Frist’s speechwriter also, apparently, gave up on trying to explain why it is necessary to make U.S. taxpayers, many of whom recognize the wrongness of this research, to fund it. The closest Frist got to that explanation was this line: “While human embryonic stem cell research is still at a very early stage, the limitations put in place in 2001 will, over time, slow our ability to bring potential new treatments for certain diseases.” The “limitations” are quite modest. The private sector is free to finance research on human embryos from fertility clinics, or any other source. State governments are funding the research, too–lavishly, in the case of California. Frist did not acknowledge these facts. In any case, if ethical limits on research must be discarded whenever they may slow down research, then there can be no ethical limits: not even the ones Frist halfheartedly claims to want.
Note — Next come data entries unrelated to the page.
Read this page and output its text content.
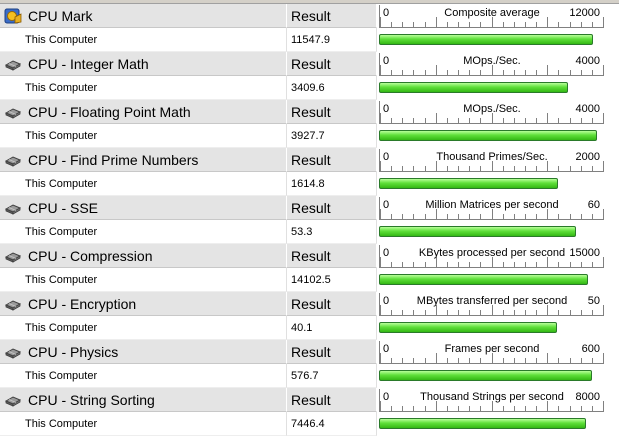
CPU Mark	Result	0	Composite average	12000
This Computer	11547.9
CPU - Integer Math	Result	0	MOps./Sec.	4000
This Computer	3409.6
CPU - Floating Point Math	Result	0	MOps./Sec.	4000
This Computer	3927.7
CPU - Find Prime Numbers	Result	0	Thousand Primes/Sec.	2000
This Computer	1614.8
CPU - SSE	Result	0	Million Matrices per second	60
This Computer	53.3
CPU - Compression	Result	0	KBytes processed per second 15000
This Computer	14102.5
CPU - Encryption	Result	0	MBytes transferred per second	50
This Computer	40.1
CPU - Physics	Result	0	Frames per second	600
This Computer	576.7
CPU - String Sorting	Result	0	Thousand Strings per second	8000
This Computer	7446.4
Pro-lifers–Frist’s fellow pro-lifers, we suppose, based on his self-description–first heard that Frist was going to make his speech in the New York Times. That newspaper, predictably, urged him to go further. It is pleased that he favors federally funded research on “leftover” embryos at fertility clinics. But it also wants him to come out for federally funded research on human embryos that have been created, through cloning, for the purpose of the research. If the record of other politicians who initially claimed to support research only on leftover embryos, and not on cloned embryos, is any guide, Frist will make that announcement in 2006 or 2007.
“If the Frists of the world do not find their moral bearings and pro-lifers do not adjust their strategy, there will be no limit to the horrors we will countenance in the name of science.”
There are no limits on cloning, either; no limits on research using human fetuses; no limits on the creation of human-animal hybrids. This is mostly the fault of politicians such as Frist, whose opposition to unethical research is mostly rhetorical. But it must be said that pro-lifers have some of the responsibility as well. They have mostly been playing defense: trying to keep restrictions on federal funding for embryo-killing research. The one attempt at a strategic offense–a bill to ban human cloning–has been stalled in the Senate for several years. A realistic, and therefore effective, offense would seek to ban what can and should be banned today: for example, research on embryos older than 14 days. (Let the biotech industry and its ideologues explain what would be wrong with that.) Yet pro-lifers have not adopted this strategy. They have not even gone on the tactical offense, by attempting to attach a ban on cloning to the funding bill Frist just endorsed. They are afraid that any such strategy would tacitly concede the acceptability of whatever forms of research it left alone.
There is some time to correct this strategy. Assuming, as we do, that President Bush will veto any attempt to subsidize embryo-destructive research, there will be no such subsidies until 2009 at the earliest. But most of the candidates for the presidency in 2008 are for the subsidies. And cloning threatens to develop into an (unregulated) industry even before then. If the Frists of the world do not find their moral bearings and pro-lifers do not adjust their strategy, there will be no limit to the horrors we will countenance in the name of science.